Una Lega che vuole incidere nelle prossime amministrative, ma che soprattutto vuole tornare a dialogare con i cittadini e far “innamorare” nuovamente chi ha perso la “fede” nell’ultimo decennio, tra scelte sbagliate, poca incisività e la solitudine di chi ha rinnovato la tessera.
Cambio al vertice della sezione cittadina della Lega. È Cristian Tonello il nuovo segretario della Lega-Liga Veneta di Thiene, eletto nel corso del congresso che si è svolto l’altra sera. Insieme a lui è stato nominato il nuovo direttivo, composto da Andrea Busin, Michele Pesavento e Alberto Pasqualon.
Si tratta di quattro leghisti doc, che non solo ci credono ancora, ma credono che un cambiamento sia possibile. Tonello non ha ancora 30 anni, ma vanta un curriculum di tutto rispetto ed è ancora fresca la sua candidatura alle regionali, dove ha dimostrato di avere numeri e consensi.
Basta parlarci per constatare che è un giovane brillante, che non si esprime come quei leghisti che ormai sembrano sbiadite macchiette del panorama politico, capaci soltanto di ripetere slogan anacronistici che nulla hanno a che fare con i problemi dei cittadini. Il suo realismo non è soltanto sinonimo dell’autorevolezza di chi saprà farsi ascoltare, ma anche di quell’umiltà che deve avere un vero leader, consapevole che senza una squadra e senza fare cordata non si va da nessuna parte.
Tonello ha ringraziato il commissario uscente Ivan Storti, che ha guidato e supportato la sezione durante i mesi precedenti al congresso, oltre ai militanti e ai sostenitori che hanno appoggiato la sua candidatura unitaria.
“È difficile non riconoscere il calo dei consensi registrato dal partito. Da qui la volontà di cambiare passo e rimettere al centro il rapporto con il territorio”.
Cristian Tonello è l’emblema del fatto che essere giovani non è un limite e appartiene a quella generazione, la stessa del presidente della Regione Alberto Stefani, che può portare nuovi stimoli a una società in continuo cambiamento. L’obiettivo dichiarato è quello di riportare la sezione a essere un punto di riferimento non soltanto per Thiene, ma anche per i comuni dell’Alto Vicentino. Sul tavolo ci sono già le prossime scadenze elettorali, a partire dalle amministrative e dalle politiche del 2027. A Thiene, questa volta, ha promesso, non si faranno scelte soltanto per partecipare, ma per tornare a contare nei palazzi e ai tavoli in cui si decidono le sorti delle persone.
«Non prometto miracoli. Prometto presenza, ascolto, lavoro e impegno», ci tiene a precisare.
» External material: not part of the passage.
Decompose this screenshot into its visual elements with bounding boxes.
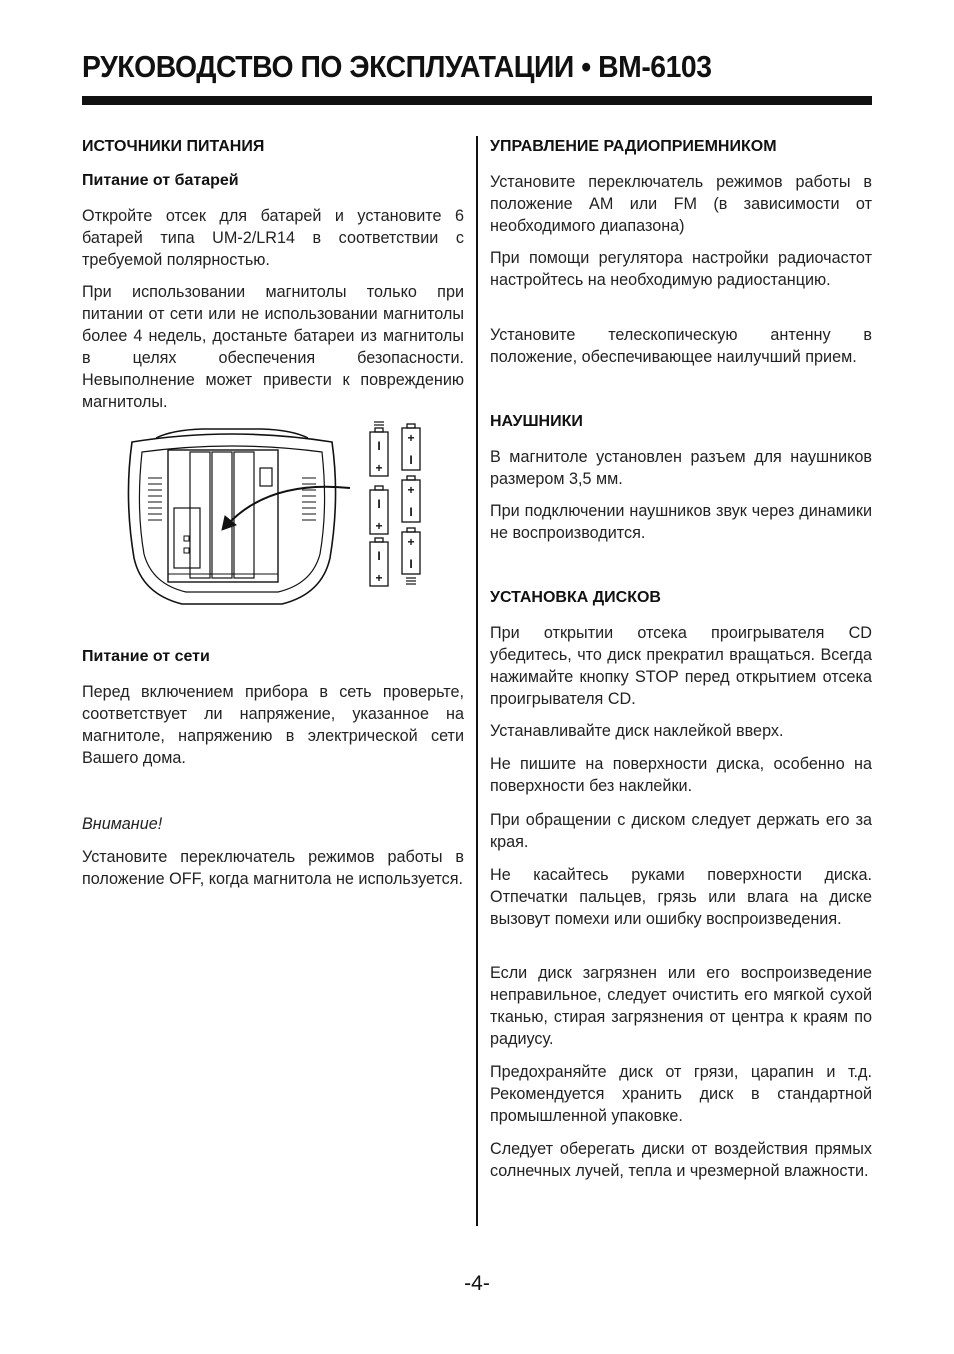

Sul nome del centrodestra da designare come candidato sindaco non si sbottona, anche se, sulla linea di Matteo Golo, referente di Fratelli d’Italia per Thiene, ritiene necessario andare uniti, mettendo da parte individualismi ed egoismi che hanno portato soltanto a batoste alle urne.
«Dialogherò con Matteo Golo, ma anche con Forza Italia, perché stavolta essere uniti è necessario. Troveremo una sintesi ascoltandoci, valutando e scegliendo il nome vincente. Sono stato appena nominato e devo iniziare la fase del confronto, che per me è imprescindibile. Andrea Busin finora ha fatto opposizione, costretto a lavorare in gruppo perché era solo come Lega. Da oggi in poi, però, avrà un partito alle spalle, una Lega che vuole tornare a essere quella che era un tempo».
Cosa pensa di Thiene?
«Credo che sia un faro per l’Alto Vicentino, una città che deve tornare a contare, che sta scivolando in un progressivo declino che i cittadini non meritano. Occorre ascoltare la gente, il bisogno di sicurezza, non fingere che i problemi non esistano. Ma occorre tornare a dialogare anche con il mondo associativo e con quello sportivo.
Soprattutto, basta con le frasi fatte che colpiscono la gente, ma non la convincono ad andare a votare. A Thiene manca una progettualità ed è un peccato enorme, perché ha un tessuto commerciale e imprenditoriale vivo, con un’economia che la politica deve saper ascoltare.
Ripeto: non prometto miracoli, ma il mio sarà un impegno serio, per il quale ci metto la faccia perché ci credo veramente».